The girl’s eyes were red, she must have cried on the way: “You’re Fu Mingyue, aren’t you?” she said. “My name is Chen Cuian, Chen Baishi’s sister.”
Back in high school, Fu Ying heard Chen Baishi mention that he had a sister in elementary school.
“I’ve met you before, don’t know if you remember. I helped my brother deliver a love letter to you, though that fool didn’t dare to sign his name.”
Fu Ying remembered.
The one with the ugly handwriting, it was hardly a love letter since it went on for four pages without a single phrase about liking her, just thousands of words to express one thing, she was better than Luo Huihui, she only lost the match because she was in poor form.
Fu Ying had only lost one match that year, which is why she remembered this “love letter” so vividly.
“You were in the news when you married into the Zhou family, my brother saw it and went to find Zhou Sheng afterward, to repay a debt of gratitude.” Chen Cuian choked up, “What a debt of gratitude, he went for you.”
Fu Ying looked through the glass at Chen Baishi, lying inside surrounded by tubes.
Chen Cuian asked her, “Fu Mingyue, have you now got what you wished for?”
In the USB drive Chen Baishi provided were irrefutable proofs of Zhou Sheng hiring a hitman, even more detailed than the ones she had.
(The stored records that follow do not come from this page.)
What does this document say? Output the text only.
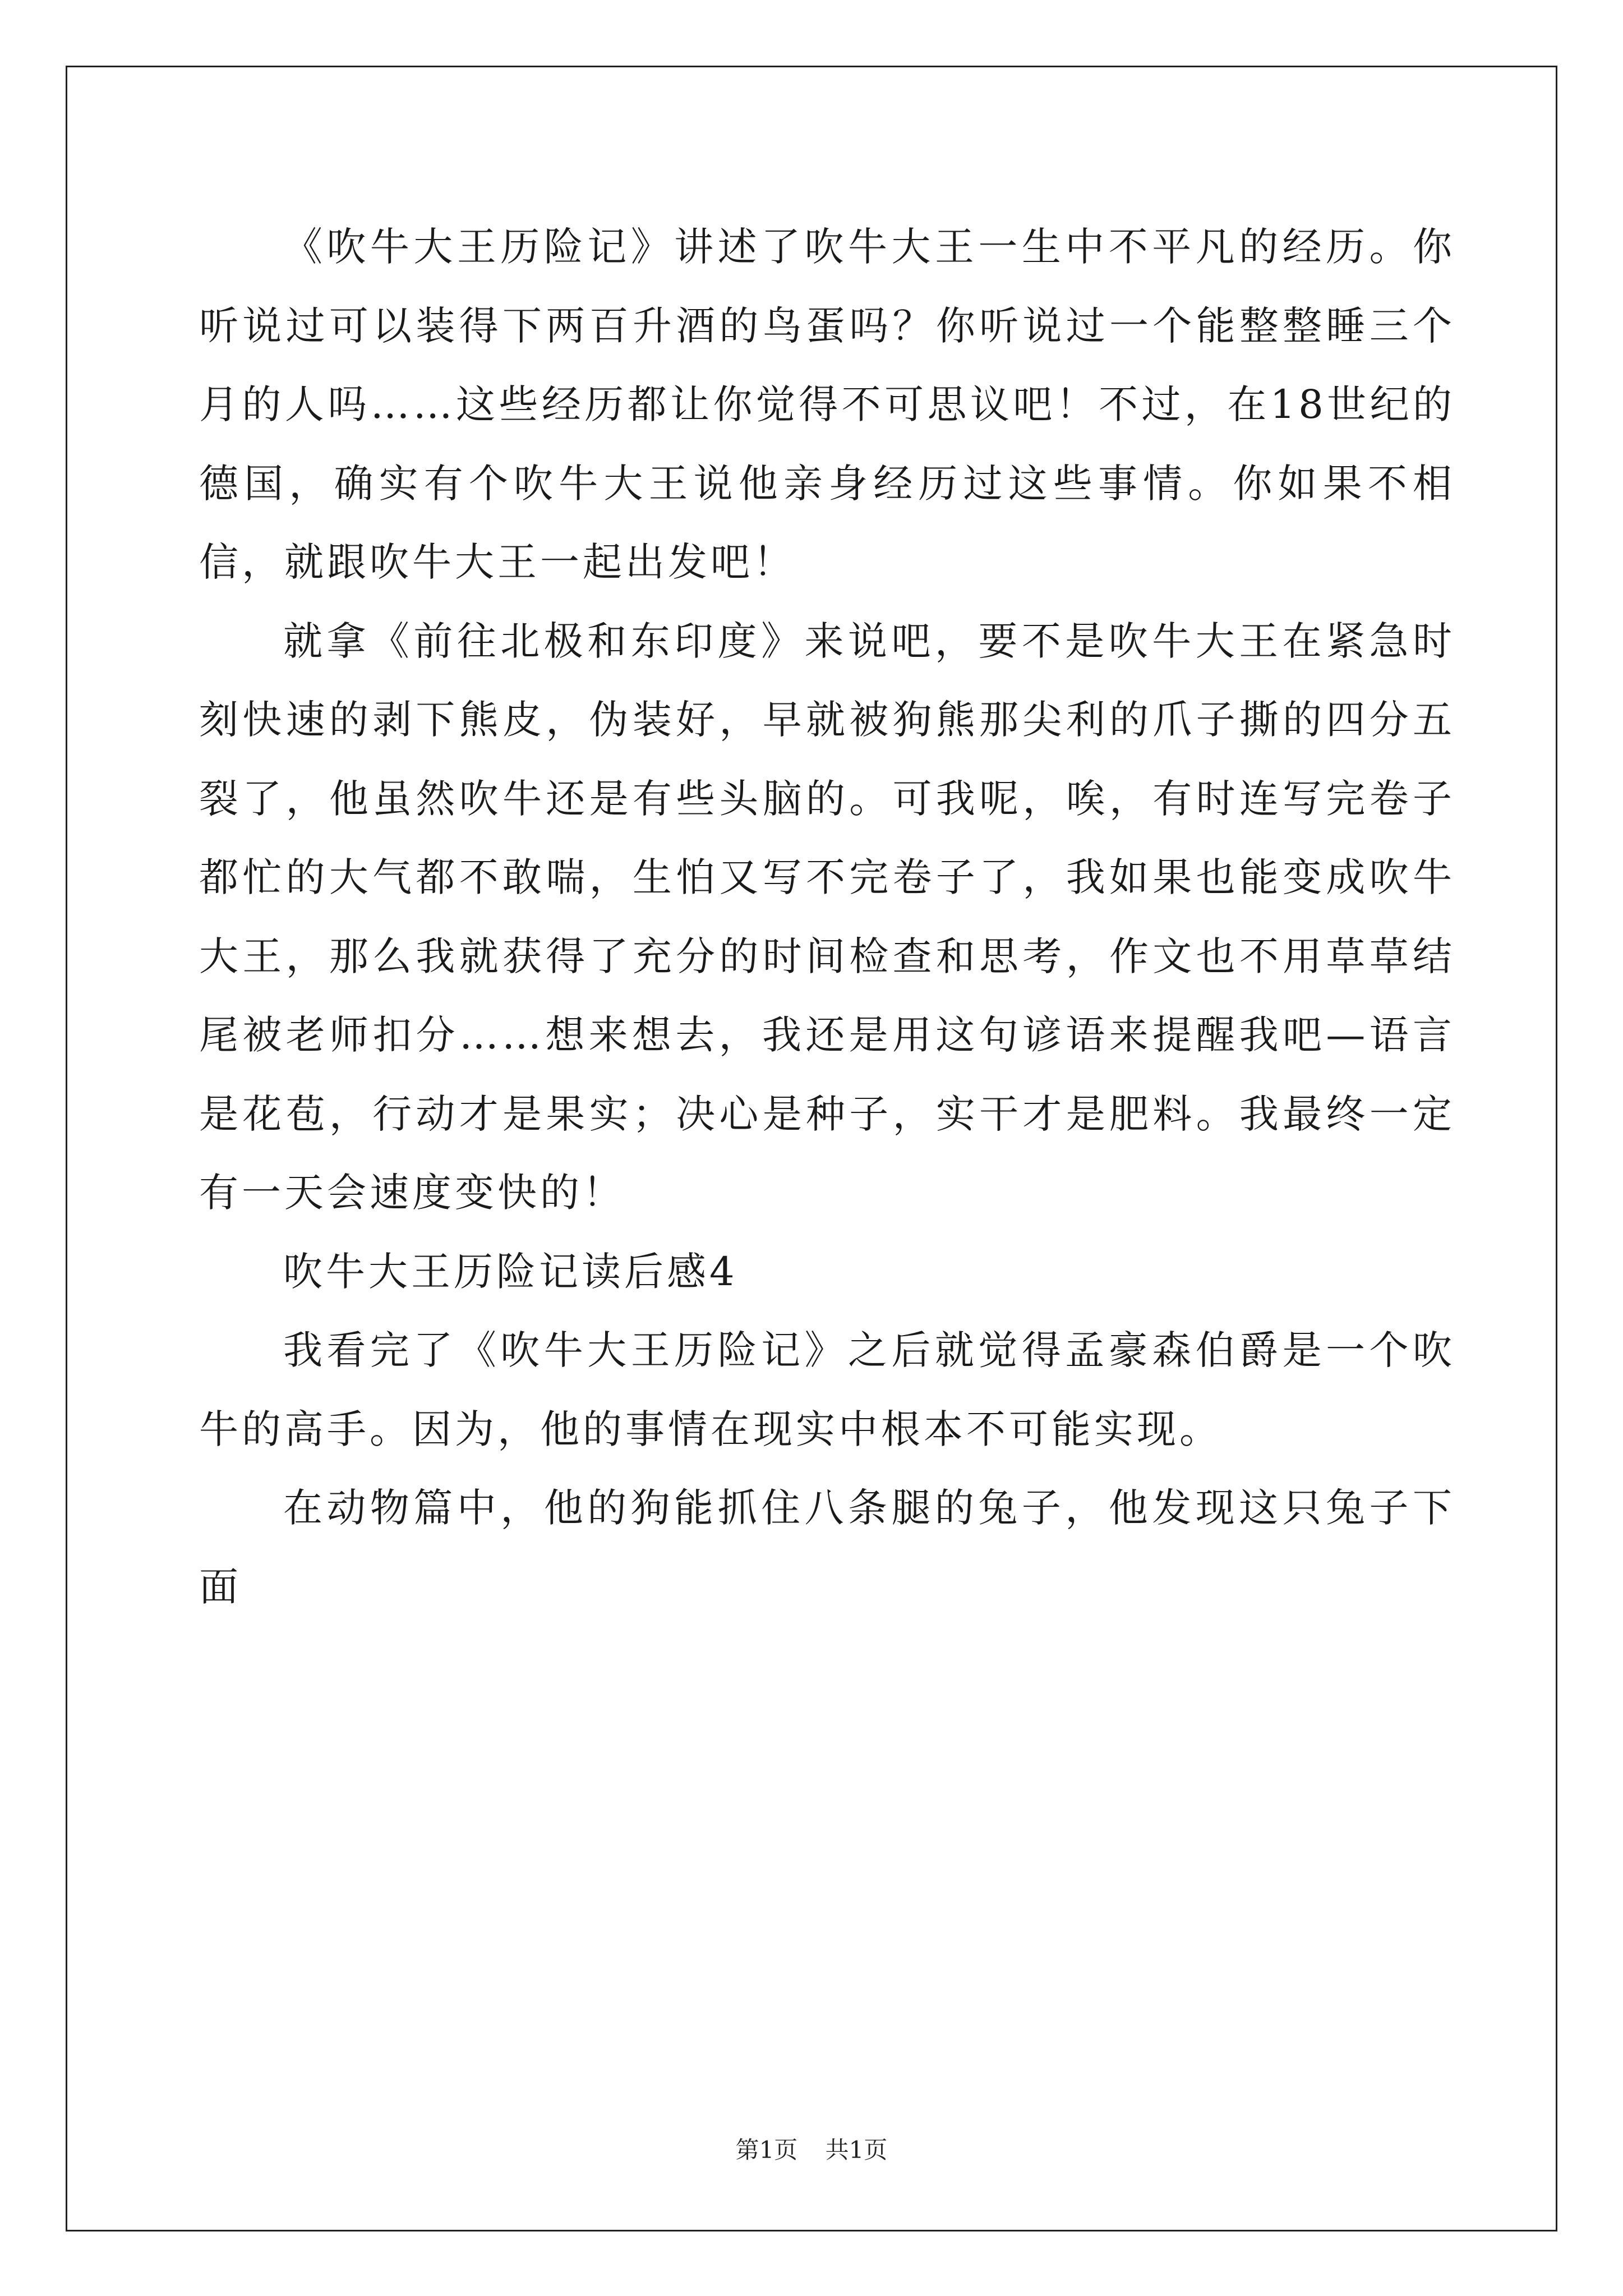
《吹牛大王历险记》讲述了吹牛大王一生中不平凡的经历。你听说过可以装得下两百升酒的鸟蛋吗？你听说过一个能整整睡三个月的人吗……这些经历都让你觉得不可思议吧！不过，在18世纪的德国，确实有个吹牛大王说他亲身经历过这些事情。你如果不相信，就跟吹牛大王一起出发吧！

就拿《前往北极和东印度》来说吧，要不是吹牛大王在紧急时刻快速的剥下熊皮，伪装好，早就被狗熊那尖利的爪子撕的四分五裂了，他虽然吹牛还是有些头脑的。可我呢，唉，有时连写完卷子都忙的大气都不敢喘，生怕又写不完卷子了，我如果也能变成吹牛大王，那么我就获得了充分的时间检查和思考，作文也不用草草结尾被老师扣分……想来想去，我还是用这句谚语来提醒我吧—语言是花苞，行动才是果实；决心是种子，实干才是肥料。我最终一定有一天会速度变快的！

吹牛大王历险记读后感4

我看完了《吹牛大王历险记》之后就觉得孟豪森伯爵是一个吹牛的高手。因为，他的事情在现实中根本不可能实现。

在动物篇中，他的狗能抓住八条腿的兔子，他发现这只兔子下面

第1页 共1页
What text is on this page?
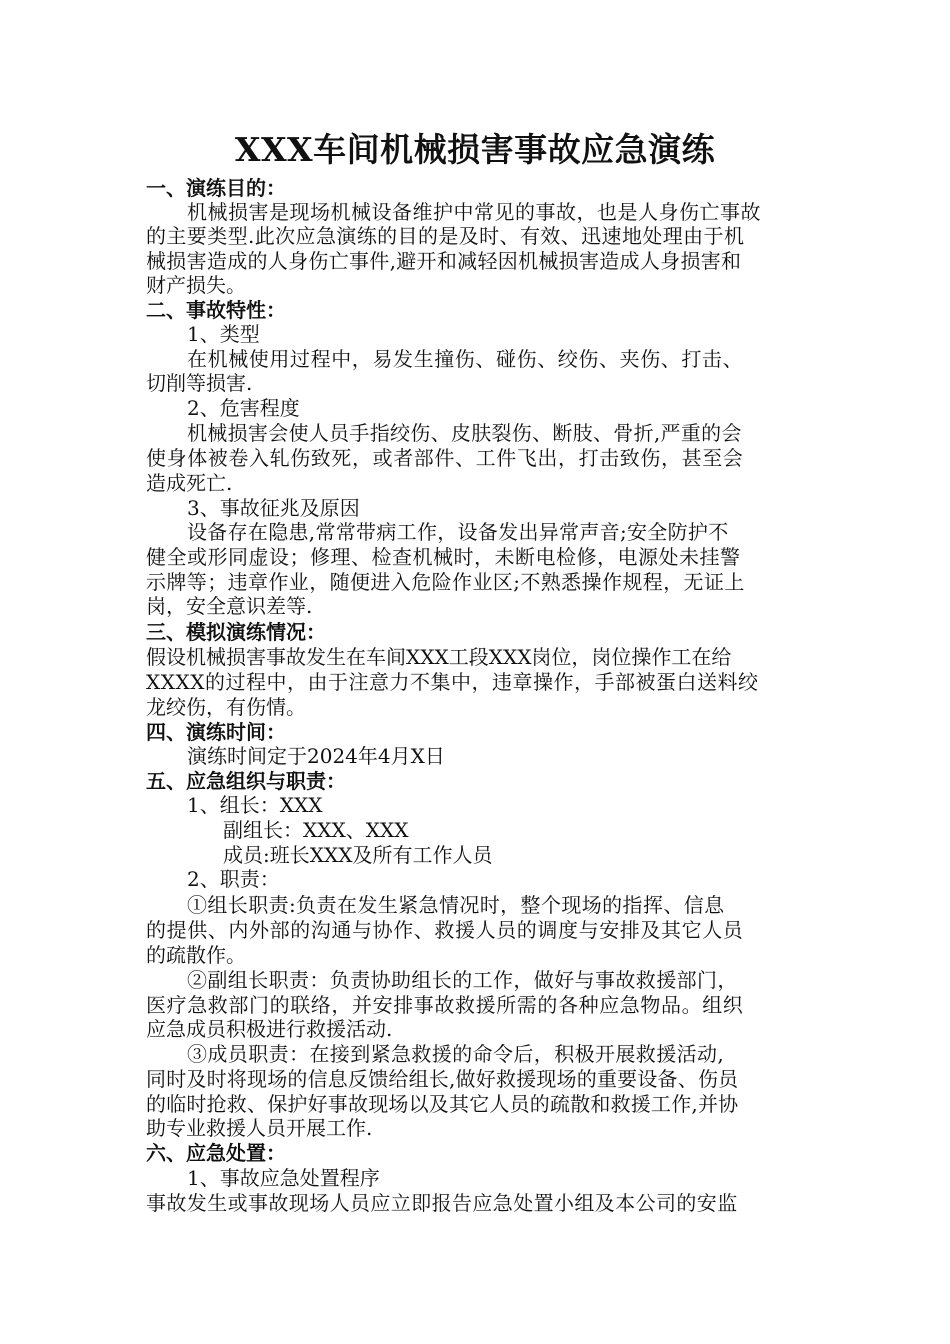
XXX车间机械损害事故应急演练
一、演练目的：
机械损害是现场机械设备维护中常见的事故，也是人身伤亡事故
的主要类型.此次应急演练的目的是及时、有效、迅速地处理由于机
械损害造成的人身伤亡事件,避开和减轻因机械损害造成人身损害和
财产损失。
二、事故特性：
1、类型
在机械使用过程中，易发生撞伤、碰伤、绞伤、夹伤、打击、
切削等损害.
2、危害程度
机械损害会使人员手指绞伤、皮肤裂伤、断肢、骨折,严重的会
使身体被卷入轧伤致死，或者部件、工件飞出，打击致伤，甚至会
造成死亡.
3、事故征兆及原因
设备存在隐患,常常带病工作，设备发出异常声音;安全防护不
健全或形同虚设；修理、检查机械时，未断电检修，电源处未挂警
示牌等；违章作业，随便进入危险作业区;不熟悉操作规程，无证上
岗，安全意识差等.
三、模拟演练情况：
假设机械损害事故发生在车间XXX工段XXX岗位，岗位操作工在给
XXXX的过程中，由于注意力不集中，违章操作，手部被蛋白送料绞
龙绞伤，有伤情。
四、演练时间：
演练时间定于2024年4月X日
五、应急组织与职责：
1、组长：XXX
副组长：XXX、XXX
成员:班长XXX及所有工作人员
2、职责：
①组长职责:负责在发生紧急情况时，整个现场的指挥、信息
的提供、内外部的沟通与协作、救援人员的调度与安排及其它人员
的疏散作。
②副组长职责：负责协助组长的工作，做好与事故救援部门，
医疗急救部门的联络，并安排事故救援所需的各种应急物品。组织
应急成员积极进行救援活动.
③成员职责：在接到紧急救援的命令后，积极开展救援活动,
同时及时将现场的信息反馈给组长,做好救援现场的重要设备、伤员
的临时抢救、保护好事故现场以及其它人员的疏散和救援工作,并协
助专业救援人员开展工作.
六、应急处置：
1、事故应急处置程序
事故发生或事故现场人员应立即报告应急处置小组及本公司的安监
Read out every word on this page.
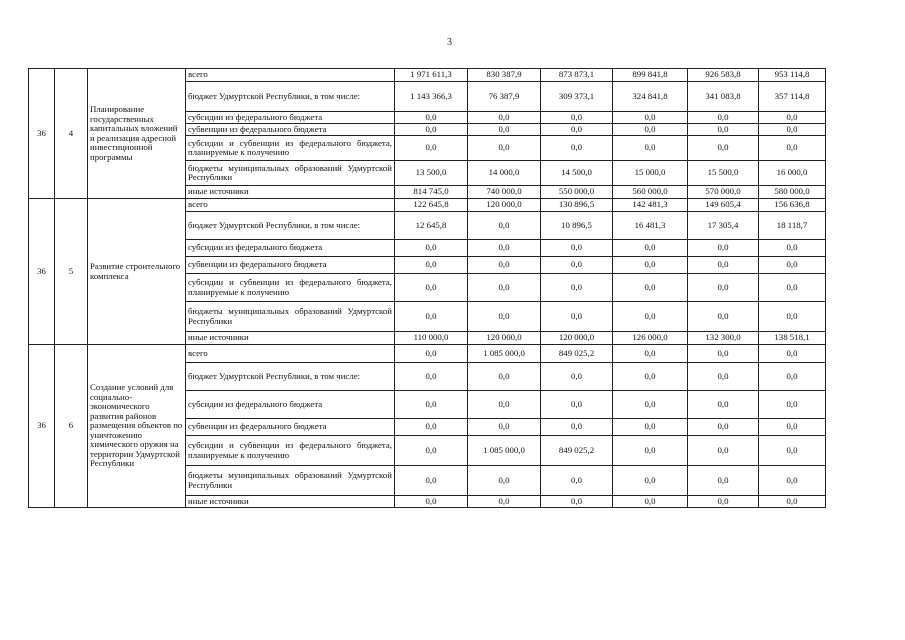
3
36	4	Планирование государственных капитальных вложений и реализация адресной инвестиционной программы	всего	1 971 611,3	830 387,9	873 873,1	899 841,8	926 583,8	953 114,8
			бюджет Удмуртской Республики, в том числе:	1 143 366,3	76 387,9	309 373,1	324 841,8	341 083,8	357 114,8
			субсидии из федерального бюджета	0,0	0,0	0,0	0,0	0,0	0,0
			субвенции из федерального бюджета	0,0	0,0	0,0	0,0	0,0	0,0
			субсидии и субвенции из федерального бюджета, планируемые к получению	0,0	0,0	0,0	0,0	0,0	0,0
			бюджеты муниципальных образований Удмуртской Республики	13 500,0	14 000,0	14 500,0	15 000,0	15 500,0	16 000,0
			иные источники	814 745,0	740 000,0	550 000,0	560 000,0	570 000,0	580 000,0
36	5	Развитие строительного комплекса	всего	122 645,8	120 000,0	130 896,5	142 481,3	149 605,4	156 636,8
			бюджет Удмуртской Республики, в том числе:	12 645,8	0,0	10 896,5	16 481,3	17 305,4	18 118,7
			субсидии из федерального бюджета	0,0	0,0	0,0	0,0	0,0	0,0
			субвенции из федерального бюджета	0,0	0,0	0,0	0,0	0,0	0,0
			субсидии и субвенции из федерального бюджета, планируемые к получению	0,0	0,0	0,0	0,0	0,0	0,0
			бюджеты муниципальных образований Удмуртской Республики	0,0	0,0	0,0	0,0	0,0	0,0
			иные источники	110 000,0	120 000,0	120 000,0	126 000,0	132 300,0	138 518,1
36	6	Создание условий для социально-экономического развития районов размещения объектов по уничтожению химического оружия на территории Удмуртской Республики	всего	0,0	1 085 000,0	849 025,2	0,0	0,0	0,0
			бюджет Удмуртской Республики, в том числе:	0,0	0,0	0,0	0,0	0,0	0,0
			субсидии из федерального бюджета	0,0	0,0	0,0	0,0	0,0	0,0
			субвенции из федерального бюджета	0,0	0,0	0,0	0,0	0,0	0,0
			субсидии и субвенции из федерального бюджета, планируемые к получению	0,0	1 085 000,0	849 025,2	0,0	0,0	0,0
			бюджеты муниципальных образований Удмуртской Республики	0,0	0,0	0,0	0,0	0,0	0,0
			иные источники	0,0	0,0	0,0	0,0	0,0	0,0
She had gotten what she wished for.
She left the ICU, went to the rooftop to smoke. She thought about what Chen Baishi might have been thinking when he stabbed himself with the fruit knife, and if Chen Baishi’s car hadn’t blocked her, would she still be unharmed.
“Yueyue.”
Someone came over, to accompany her.
“Give me one.”
Fu Ying flicked the ash off her cigarette, took a practiced drag, letting the smoke fill her lungs before slowly exhaling: “I thought you didn’t know how to smoke?”
“You’ll teach me.”
Smoking wasn’t anything good.
Fu Ying squatted down, extinguished the cigarette, looked up, and smiled: “Changling, we’ve succeeded.”
“But you’re upset,” Wen Changling squatted down as well, “Is it because of Chen Baishi?”
How could it be?
Fu Ying shook her head, why should she be upset, she had gotten what she wished for.
Wen Changling leaned in, hugging Fu Ying.
They were close friends.
Ah Na and Fu Mingao were too.
Back then, when Wen Changling was abroad participating in a confidential project, by the time she returned to the country, Ah Na was already dead, everyone said it was Ah Na who had killed Fu Mingao, that Ah Na had committed suicide out of guilt, that it was what he deserved.
Wen Changling took Fu Ying to the graves of their little brothers, crying, “Yueyue, it wasn’t Ah Na, Ah Na wouldn’t kill anyone.”
Fu Ying had squatted down just like that, holding her: “I know, I never doubted it.”
Ah Na and Fu Mingao grew up together as close friends.